4 Comment by JE on 28 November 2008:
I wonder, though, whether anything in this column has anything to do with Resurrection? Couldn’t everything above have been said by a decent pagan — without any Covenants, Old and legal or New and substantial?
As spot-on to American history as this column seems, and precisely because it sounds fair to America, the Christ-less-ness presented makes our Thanksgiving sound totally secular, and religious only in the society-binding sense.
(This is no more than an ill-considered response to a column intended, I think, to encourage its readers, but contrariwise having rather depressed me!)
5 Comment by MattSwartz on 1 December 2008:
JE,
Wherever and whenever people are honestly bound together, it’s due to the merciful intervention of the Holy Spirit.
I’m all for acknowledging Christ, but there’s a lot to be said for resting in the knowledge that He’s with us always, not just when we name-check Him.
6 Comment by Joseph Salemi on 1 December 2008:
JE @ 4
But that is exactly what Thanksgiving has become at this point in American history — a totally secular holiday. Surely you knew that.
7 Comment by JE on 1 December 2008:
Joseph Salemi @5:
Yes, but the column talks about things *actually* to be thankful for. The old ‘chastisement is beneficial’ line could have been said by a Zeus-worshipper or an atheist — and I don’t see much else ‘to be thankful for’ in the article.
Talk of ’soldiering on until next Thanksgiving for the sake of general human achievement’ is more appropriate as a reply to the question ‘why don’t we all kill ourselves?’ (a favorite of the thoughtful pagan, not always well-met) than anything specifically having to do with ‘making all things new’. But feast-days, for Christians, are intended to signify and embody ‘making all things new’. The very cyclical repetitiousness of calendrical holidays is intended to constitute this, in part: you remember last Thanksgiving pretty well, and maybe we’re having turkey again this year, but it’s new and fresh for the thirtieth time! in and on account of the Resurrection.
But perhaps I’m being unfair to the column, which may deliberately have been adopting or rhetorically addressing a modern secular point of view rather more than I originally thought.
8 Comment by TJF on 1 December 2008:
Mr. Murchison is one of the rarest birds of North America: a pious Anglican. As a former fellow-sufferer with him, I know how difficult it is to speak of faith in public, especially when one is a syndicated columnist addressing a broad audience of cynical conservatives. I think JE’s suspicion in the last paragraph is quite shrewd and absolutely right.
9 Comment by J. Meng on 1 December 2008:
First of all, I offer thanksgiving to God everyday for the fact that I am. I thank Him for my parents, siblings, and all of my relatives and friends and neighbors. I am grateful for the land I was born in.

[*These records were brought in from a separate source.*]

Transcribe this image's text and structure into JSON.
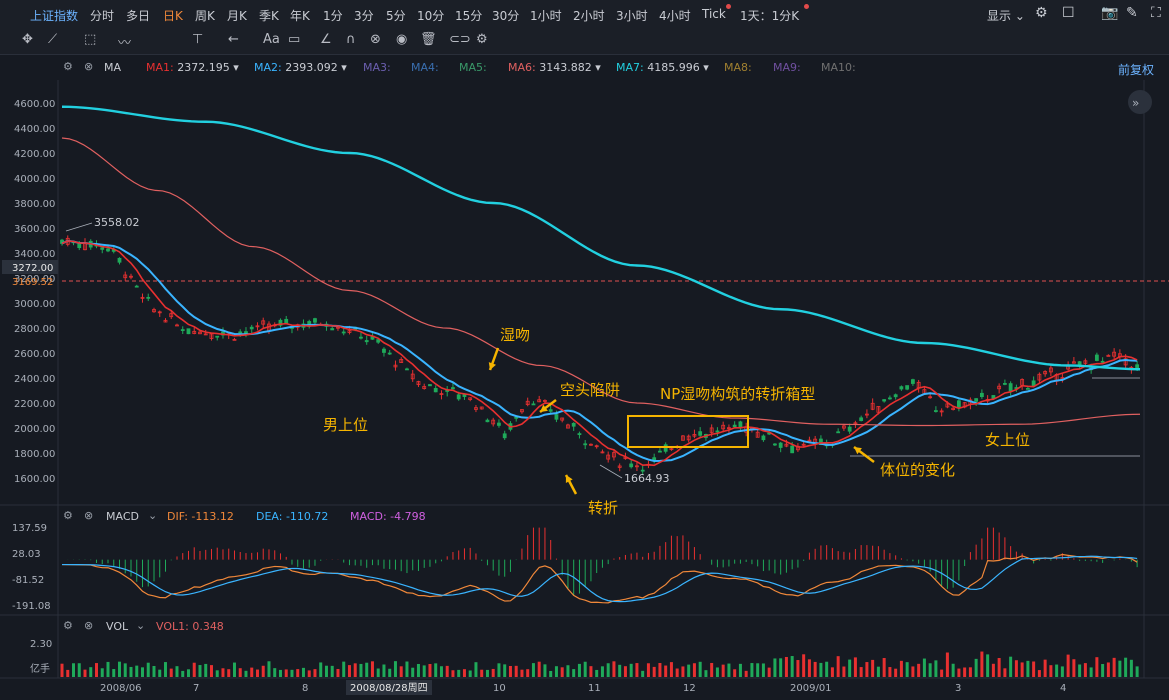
{
  "header": {
    "symbol": "上证指数",
    "periods": [
      "分时",
      "多日",
      "日K",
      "周K",
      "月K",
      "季K",
      "年K",
      "1分",
      "3分",
      "5分",
      "10分",
      "15分",
      "30分",
      "1小时",
      "2小时",
      "3小时",
      "4小时",
      "Tick",
      "1天：1分K"
    ],
    "active_period": "日K",
    "display_label": "显示"
  },
  "toolbar": {
    "icons": [
      "move-icon",
      "line-icon",
      "rect-icon",
      "wave-icon",
      "fib-icon",
      "arrow-icon",
      "text-icon",
      "comment-icon",
      "pen-icon",
      "magnet-icon",
      "lock-icon",
      "eye-icon",
      "trash-icon",
      "link-icon",
      "settings-icon"
    ],
    "text_tool": "Aa"
  },
  "ma_legend": {
    "title": "MA",
    "items": [
      {
        "label": "MA1:",
        "value": "2372.195",
        "color": "#e83030"
      },
      {
        "label": "MA2:",
        "value": "2393.092",
        "color": "#3ab4ff"
      },
      {
        "label": "MA3:",
        "value": "",
        "color": "#6b5fb0"
      },
      {
        "label": "MA4:",
        "value": "",
        "color": "#3a6fb0"
      },
      {
        "label": "MA5:",
        "value": "",
        "color": "#3a9a6a"
      },
      {
        "label": "MA6:",
        "value": "3143.882",
        "color": "#e06060"
      },
      {
        "label": "MA7:",
        "value": "4185.996",
        "color": "#22d0e0"
      },
      {
        "label": "MA8:",
        "value": "",
        "color": "#a08030"
      },
      {
        "label": "MA9:",
        "value": "",
        "color": "#7050a0"
      },
      {
        "label": "MA10:",
        "value": "",
        "color": "#707070"
      }
    ],
    "adjust_label": "前复权"
  },
  "macd_legend": {
    "title": "MACD",
    "dif": "DIF: -113.12",
    "dea": "DEA: -110.72",
    "macd": "MACD: -4.798"
  },
  "vol_legend": {
    "title": "VOL",
    "vol1": "VOL1: 0.348"
  },
  "price_axis": [
    "4600.00",
    "4400.00",
    "4200.00",
    "4000.00",
    "3800.00",
    "3600.00",
    "3400.00",
    "3200.00",
    "3000.00",
    "2800.00",
    "2600.00",
    "2400.00",
    "2200.00",
    "2000.00",
    "1800.00",
    "1600.00"
  ],
  "price_tags": {
    "current": "3272.00",
    "ref": "3169.52"
  },
  "macd_axis": [
    "137.59",
    "28.03",
    "-81.52",
    "-191.08"
  ],
  "vol_axis": [
    "2.30",
    "亿手"
  ],
  "date_axis": [
    "2008/06",
    "7",
    "8",
    "2008/08/28周四",
    "10",
    "11",
    "12",
    "2009/01",
    "3",
    "4"
  ],
  "annotations": {
    "high": "3558.02",
    "low": "1664.93",
    "shi_wen": "湿吻",
    "kong_tou": "空头陷阱",
    "np_box": "NP湿吻构筑的转折箱型",
    "nan": "男上位",
    "zhuan_zhe": "转折",
    "ti_wei": "体位的变化",
    "nv": "女上位"
  },
  "colors": {
    "up": "#e83030",
    "down": "#1faa5a",
    "ma1": "#e83030",
    "ma2": "#3ab4ff",
    "ma6": "#e06060",
    "ma7": "#22d0e0",
    "annot": "#f5b400"
  },
  "chart_data": {
    "type": "line",
    "ylim": [
      1500,
      4700
    ],
    "series": [
      {
        "name": "MA7",
        "x_days": [
          0,
          60,
          120,
          180,
          240,
          300,
          360,
          420,
          450
        ],
        "values": [
          4570,
          4450,
          4200,
          3800,
          3300,
          2950,
          2680,
          2500,
          2470
        ]
      },
      {
        "name": "MA6",
        "x_days": [
          0,
          40,
          80,
          120,
          160,
          200,
          240,
          280,
          320,
          360,
          400,
          450
        ],
        "values": [
          4320,
          3900,
          3450,
          3100,
          2800,
          2500,
          2200,
          2080,
          2030,
          2020,
          2030,
          2110
        ]
      }
    ],
    "price_path": {
      "x_days": [
        0,
        20,
        35,
        50,
        70,
        90,
        110,
        130,
        150,
        170,
        185,
        195,
        210,
        230,
        245,
        260,
        275,
        285,
        295,
        305,
        320,
        335,
        355,
        365,
        380,
        395,
        410,
        425,
        440,
        450
      ],
      "values": [
        3500,
        3450,
        3000,
        2800,
        2750,
        2820,
        2850,
        2700,
        2350,
        2250,
        1950,
        2250,
        2050,
        1750,
        1700,
        1950,
        1980,
        2020,
        1930,
        1850,
        1880,
        2100,
        2380,
        2150,
        2200,
        2320,
        2400,
        2500,
        2580,
        2470
      ]
    },
    "xlim_days": [
      0,
      450
    ]
  }
}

I love this country and have traveled across it; have camped, hunted, and fished in some of its most beautiful settings. I offer thanksgiving to Him for having given me the gift of Faith, for the power to assent to His revelations and to worship Him as He wants to be worshipped. Although this might sound weird, I thank Him for the travails and obstacles He has placed in my life, because even though I have failed more times than I want to recount, they are for my well-being. I have thanked Him for the employment he has brought me so that I could earn a living. While Thanksgiving is a meaningful and symbolic, formal holiday, our thanks should be everyday. And, Mr. Murchison, thank you for this article in which you invite us to give our reasons for thanksgiving.